An Administration Order granted where the value of an estate is less than $10,000.00 is materially
different from either a Grant of Probate or Letters of Administration. Unlike the Grant of Probate or
the Letters of Administration, both of which give the parties appointed the authority to deal with
land on behalf of a deceased person, the Administration Orders typically vest the land/interest in
land directly without it first going into the name of a trustee (either an administrator or a executor).

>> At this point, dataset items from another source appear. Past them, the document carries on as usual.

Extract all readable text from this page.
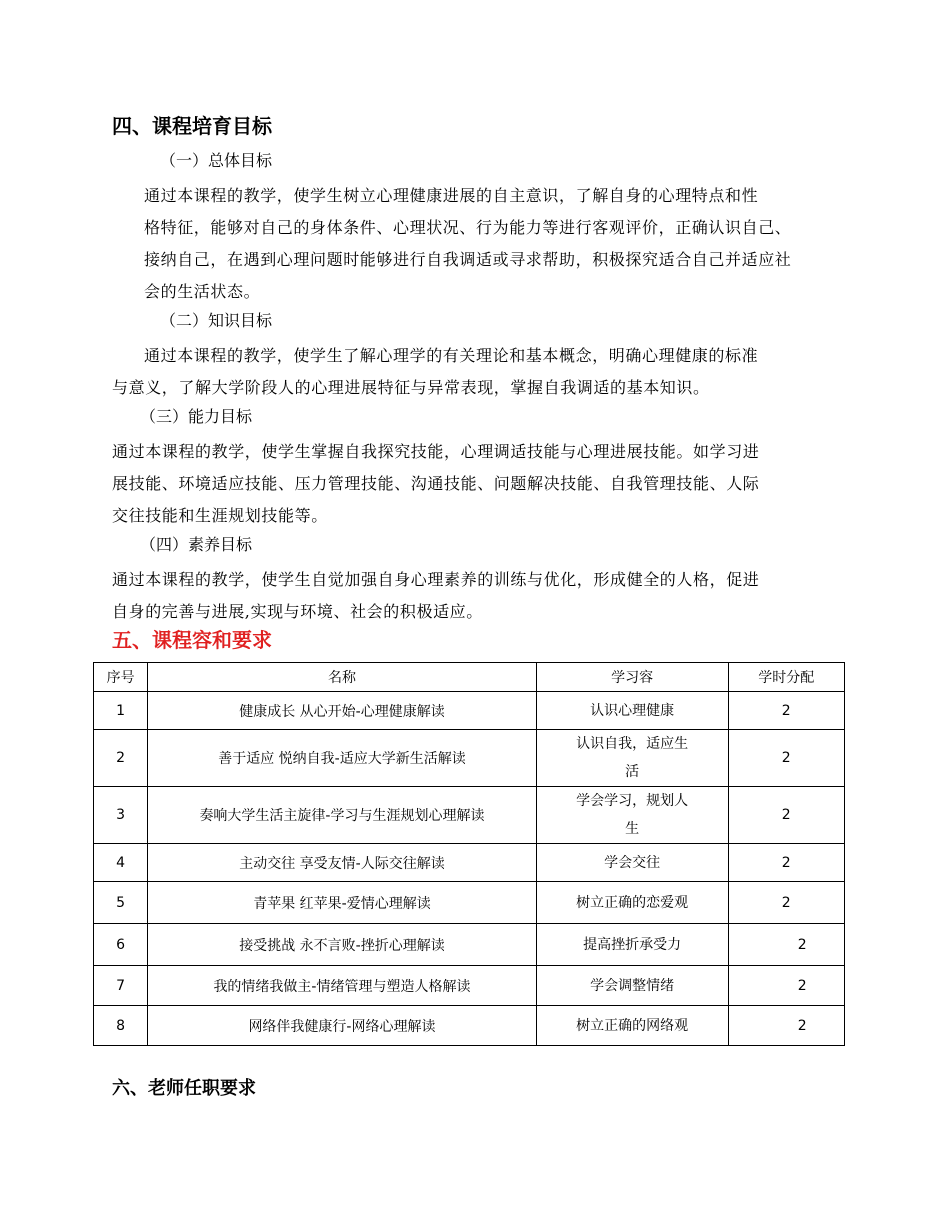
四、课程培育目标
（一）总体目标
通过本课程的教学，使学生树立心理健康进展的自主意识，了解自身的心理特点和性
格特征，能够对自己的身体条件、心理状况、行为能力等进行客观评价，正确认识自己、
接纳自己，在遇到心理问题时能够进行自我调适或寻求帮助，积极探究适合自己并适应社
会的生活状态。
（二）知识目标
通过本课程的教学，使学生了解心理学的有关理论和基本概念，明确心理健康的标准
与意义，了解大学阶段人的心理进展特征与异常表现，掌握自我调适的基本知识。
（三）能力目标
通过本课程的教学，使学生掌握自我探究技能，心理调适技能与心理进展技能。如学习进
展技能、环境适应技能、压力管理技能、沟通技能、问题解决技能、自我管理技能、人际
交往技能和生涯规划技能等。
（四）素养目标
通过本课程的教学，使学生自觉加强自身心理素养的训练与优化，形成健全的人格，促进
自身的完善与进展,实现与环境、社会的积极适应。
五、课程容和要求
序号	名称	学习容	学时分配
1	健康成长 从心开始-心理健康解读	认识心理健康	2
2	善于适应 悦纳自我-适应大学新生活解读	认识自我，适应生
活	2
3	奏响大学生活主旋律-学习与生涯规划心理解读	学会学习，规划人
生	2
4	主动交往 享受友情-人际交往解读	学会交往	2
5	青苹果 红苹果-爱情心理解读	树立正确的恋爱观	2
6	接受挑战 永不言败-挫折心理解读	提高挫折承受力	2
7	我的情绪我做主-情绪管理与塑造人格解读	学会调整情绪	2
8	网络伴我健康行-网络心理解读	树立正确的网络观	2
六、老师任职要求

This difference has a direct effect on the documents one must file at Land Titles. In the ordinary
course one files a transmission, with a notarial/certified copy of the Probate or Letters of
Administration attached and the title to the land moves thereby into the name of the
executor(s)/administrators(s) in their capacity as such. They then can transfer the land to themselves
personally or to another party by virtue of this authority. This two stage process of transmission and
transfer does not take place where the courts have granted an Administration Order.

Where an administration Order has been granted, the property vests directly into the name of the
party named in the order, in their personal capacity. As such there is no need for a transmission and
a transfer, all that must be filed at land titles is the transmission, with a notarial/certified copy of the
Administration Order attached. Upon the filing of this document, the land/interest in land moves
directly from the name of the deceased into the name of the party show in the Administration Order,
in their personal capacity. This person is then free to deal the land/interest in land in the same
manner as any other land that they might own.

As a final result of this process, when the person named in the Administration Order ultimately
transfers the land/interest in land in question, Land Titles will want Homesteads Act evidence for
that person and not for the deceased former owner.